Yousefichaijan Parsa, Eghbali Aziz, Rafeie Mohammad, Sharafkhah Mojtaba, Zolfi Mohaddeseh, Firouzifar Mohammadreza
Department of Pediatrics, School of Medicine, Arak University of Medical Sciences, Arak, Iran.
Department of Biostatistics and Epidemiology, School of Medicine, Arak University of Medical Sciences, Arak, Iran.
J Pediatr Neurosci. 2014 May;9(2):110-4. doi: 10.4103/1817-1745.139276.
Simple febrile convulsion is the most common disease of the nervous system in children. There are hypotheses that iron deficiency may affect febrile convulsion and the threshold of neuron excitation.
This study was conducted with the objective of finding the effects of iron deficiency anemia on simple febrile convulsion episodes.
The study was conducted at AmirKabir Hospital of Arak Medical Sciences University, Arak, Iran. This is a case-control study.
In this study, 382 children who were selected according to our inclusion and exclusion factors, were divided into two groups of case (febrile convulsion) and control (other factors causing fever) by their cause of hospitalization. After fever subsided, 5 ml blood sample was taken from each child and complete blood count and iron profile tests were performed.
The results were interpreted using descriptive statistics and independent t-test.

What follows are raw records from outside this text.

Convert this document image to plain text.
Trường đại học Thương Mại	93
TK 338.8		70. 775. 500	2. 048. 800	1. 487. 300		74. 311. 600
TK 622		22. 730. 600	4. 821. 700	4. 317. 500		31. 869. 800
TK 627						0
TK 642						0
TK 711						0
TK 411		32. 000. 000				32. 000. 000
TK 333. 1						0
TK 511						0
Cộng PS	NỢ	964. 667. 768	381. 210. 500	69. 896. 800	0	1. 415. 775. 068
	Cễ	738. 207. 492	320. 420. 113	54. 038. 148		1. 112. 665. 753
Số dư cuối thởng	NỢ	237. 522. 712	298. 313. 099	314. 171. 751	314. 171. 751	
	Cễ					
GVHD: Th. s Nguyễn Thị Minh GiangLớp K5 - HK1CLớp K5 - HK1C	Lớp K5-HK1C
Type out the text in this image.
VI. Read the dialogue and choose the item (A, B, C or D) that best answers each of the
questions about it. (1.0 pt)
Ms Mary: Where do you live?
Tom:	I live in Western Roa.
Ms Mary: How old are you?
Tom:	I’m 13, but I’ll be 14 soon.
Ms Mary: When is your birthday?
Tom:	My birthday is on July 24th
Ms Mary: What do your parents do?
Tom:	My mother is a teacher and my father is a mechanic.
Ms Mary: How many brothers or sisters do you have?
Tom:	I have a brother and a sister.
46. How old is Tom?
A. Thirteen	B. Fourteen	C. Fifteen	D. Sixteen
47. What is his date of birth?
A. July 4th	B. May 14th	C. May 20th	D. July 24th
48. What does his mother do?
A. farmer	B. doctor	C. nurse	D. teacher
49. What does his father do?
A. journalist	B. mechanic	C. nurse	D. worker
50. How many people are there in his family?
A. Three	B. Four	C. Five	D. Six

The prevalence of anemia in the group with febrile convulsion was significantly less than that in the control group: 22.5% of the children in the group with febrile convulsion and 34% in the control group exhibited anemia (P < 0.001). Moreover, the group with febrile convulsion had significantly higher blood indices, such as Hb, Hct, MCV, MCH, and MCHC, compared to the control group (P < 0.001).
Iron deficiency can prevent febrile convulsion in children and probably increases the threshold of neuron excitation in fever.
单纯性热性惊厥是儿童最常见的神经系统疾病。有假说认为缺铁可能影响热性惊厥及神经元兴奋阈值。
本研究旨在探讨缺铁性贫血对单纯性热性惊厥发作的影响。
本研究在伊朗阿拉克医科大学阿米尔卡比尔医院进行。这是一项病例对照研究。
本研究中,根据纳入和排除标准选取的382名儿童,按住院原因分为病例组(热性惊厥)和对照组(其他发热原因)。热退后,从每个儿童采集5ml血样,进行血常规和铁代谢指标检测。
结果采用描述性统计和独立t检验进行分析。
热性惊厥组贫血患病率显著低于对照组:热性惊厥组22.5%的儿童和对照组34%的儿童患有贫血(P<0.001)。此外,热性惊厥组的血液指标如血红蛋白、红细胞压积、平均红细胞体积、平均红细胞血红蛋白含量和平均红细胞血红蛋白浓度显著高于对照组(P<0.001)。
缺铁可预防儿童热性惊厥,可能提高发热时神经元兴奋阈值。